An earlier Ontario Superior Court decision, in Steeves v. Doyle Salewski Inc., 2016 ONSC 2223 (“Steeves”), was cited by the Prince Edward Island Supreme Court in HZPC. In Steeves, numerous proposed interveners were refused intervener status in what the Ontario court described as a “judicial review” of an arbitration decision in the bankruptcy context. The proposed interveners pointed to two factors in support of their motion: (1) they were parties to pending cases with similar facts and allegations; and (2) the majority of the pending cases were in small claims court, and therefore the Superior Court decision in Steeves would be binding in those pending cases. The Court held that the proposed interveners did not have an interest in the subject matter of the proceedings in which they sought to intervene despite being interested in its “ramifications”; that any “precedential value” must be decided by the judge in those other cases; that the arguments of the proposed interveners essentially echoed arguments of certain parties; and that specific facts were not in common. Steeves may cast further doubt on the later decision in Re/Max. Re/Max did not cite Steeves.

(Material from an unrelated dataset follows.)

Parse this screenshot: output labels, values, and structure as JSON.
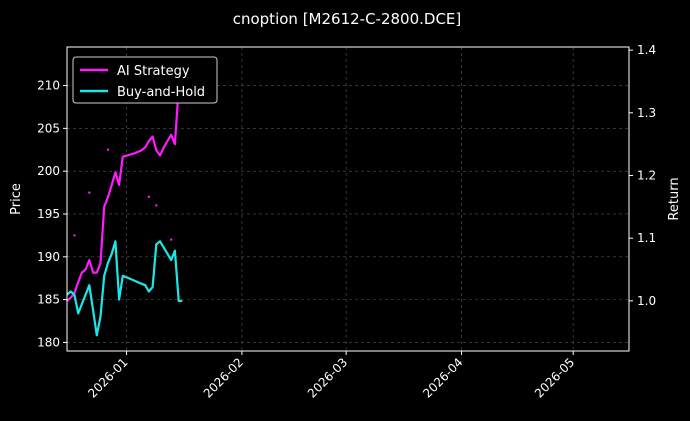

None of these cases involved an attempt by the arbitral tribunal itself to intervene. Such an attempt would likely be rejected. As the Alberta Court of Appeal noted in Flock v. Flock, 2007 ABCA 287, when the arbitrator involved in the case sought leave to intervene, “[p]erhaps, and only perhaps, another Arbitrator, or a representative of the professional Arbitrator’s Association, with no connection to this case, could be granted intervener status to inform the court on the jurisdictional question if leave were granted. However, in my opinion it would be most inappropriate to allow the Arbitrator, whose conduct is being impugned,…himself to become a party”.
Counsel who contemplate seeking intervener status for their clients need to carefully consider the exact interests of a proposed intervener in the facts and law in relation to the other parties to the proceeding. There is uncertainty as to whether the precedential nature of a proceeding can be considered an “interest”. Further, as in many cases in which intervention is contemplated, a delicate balance needs to be struck between showing the ability to make a potentially worthwhile contribution to the proceeding and creating a risk of taking it over.
Ludmila B. Herbst, Q.C., is a litigator at Farris LLP and co-author of Commercial Arbitration in Canada: A Guide to Domestic and International Arbitrations, which has been cited by courts across Canada.
Kurtis Harms is an articled student at Farris LLP and recent competitor in the Willem C. Vis International Commercial Arbitration Moot.